お気に入りに登録

【連載】臨床で使える精神科看護

[錯乱・興奮]精神科患者さんにみられる症状を学ぼう❹

解説 北村周美

東海大学健康科学部看護学科 助教

Seisinkango

錯乱状態とは

 錯乱状態は、意識混濁、精神運動興奮、幻覚、その他に伴う複雑な意識障害の総称で、せん妄状態やもうろう状態も含まれます。

 急性一過性精神病、急性器質性精神症候群、てんかん、ヒステリー、躁病などにみられます。

具体的な特徴例 

*行動にまとまりがない
 集中力や注意力が低下し、一連の行動を終えるまでに、時間がかかったり、寄り道をしたりします。例えば、入浴準備の場面では、準備自体に時間がかかったり、準備には取りかかるものの、衣類や洗面器など一部の用意ができなかったり、ほかのことに気をとられたりします。

 その他の例としては、自室やベット周辺に物が散乱していたり、多動で絶えず動き回っている様子がみられることがあります。さらに、急な大声、ジャンプなど突発的な行動などが現れることもあります。

*会話が困難
 思考にまとまりを欠くため、「脈絡のない言葉の羅列」「しゃべり続ける」などの状態がみられます。一方で、無言になったり極端に口数が減ったりなど、意思の疎通性が悪くなることもあります。

*感情の起伏が激しい
 イライラして怒りっぽいかと思えば、急に泣き出すなど、感情の起伏や変化が激しく、些細な刺激に過剰に反応しやすくなります。

興奮状態とは

 一般的にも「興奮する」という表現が用いられるように、健康な人でも感情的になると興奮することがあります。しかし、ここでの興奮状態は、その反応が過剰で抑制がきかず、自分や他人への影響が大き過ぎる状態をいいます。

 統合失調症では、幻覚妄想状態や躁状態に伴って興奮状態を呈することがあります。また、不安やストレスへの脆弱性から興奮状態に陥る人もいます。

 自分を傷つけたり、他者へ危害を加えることもあるので、速やかに対応する必要があります。

錯乱状態・興奮状態への介入方法

安全の確保

 患者さんが錯乱状態や興奮状態に陥っている場合、緊迫した場面になります。患者さんは、判断力や現実検討(自分の心の中に起きていること、自分が考えていることが、合理的、現実的であるか判断する能力)が低下しています。そのため、患者さん本人と周囲の安全を確保し、状況に応じて複数の医療者で対応するほうが賢明でしょう。周囲の危険物を除去し、事故防止に努めます。

アセスメントと治療・看護

 あまりに意識障害や興奮が激しく、患者さん自身の安全が脅かされるような場合には、抗精神病薬などで鎮静を図ります。精神科病棟では、包括的暴力防止プログラム(comprehensive violence prevention and protection programme:CVPPP)を導入している施設もあります。

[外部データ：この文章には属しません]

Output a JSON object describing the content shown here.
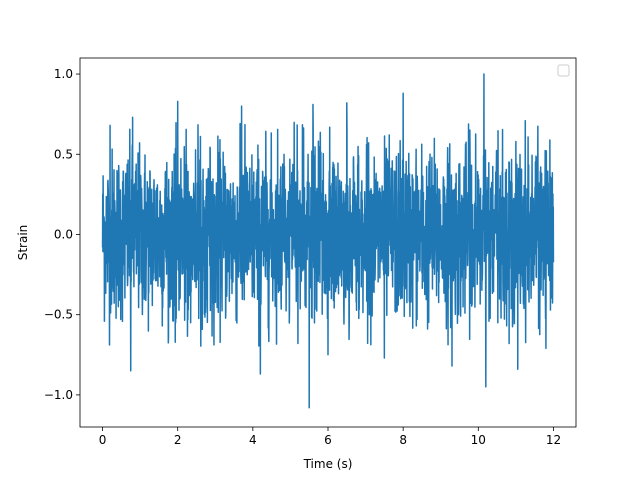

 不安やストレスといった状況因子がある場合には、ゆっくりと静かな環境で患者さんと対話し、共感的態度や受容的態度でかかわりながら、感情の表出を促してみましょう。こころの整理を助けることで、患者さんが落ち着くこともあります。

 看護師も人間なので、患者さんに恐怖を覚えることがあります。しかし、落ち着くまで介入を先延ばしにすると、かえって患者さんの状態や状況が悪化します。病状によるものなのか、何らかの背景や状況因子の存在があるのかを冷静に丁寧に探ることで、対応法もみえてきます。

 また、錯乱状態や興奮状態が持続しているときは、活動性が亢進している一方で、食事、排泄、休息などの基本的な日常生活行動は不足していることが多くなります。そのため、不足しているセルフケアを補うような看護が求められます。


包括的暴力防止プログラム(CVPPP)とは
 CVPPPは、病状により不穏・興奮状態にある患者さんに対し、尊厳を守り、安全を確保しながら、必要な治療や看護を提供することを目指したプログラムです。リスクアセスメント、対話による興奮状態への介入方法(ディエスカレーション)、身体的介入技法(チームテクニクス、ブレイクアウェイ法)、心理的サポート(ディブリーフィング)から成り立っています。



参考文献
大熊輝雄,原著:現代臨床精神医学,現代臨床精神医学 第12版.金原出版,2013.
野嶋佐由美,他監:ナースによる心のケアハンドブック 現象の理解と介入方法,照林社,2000.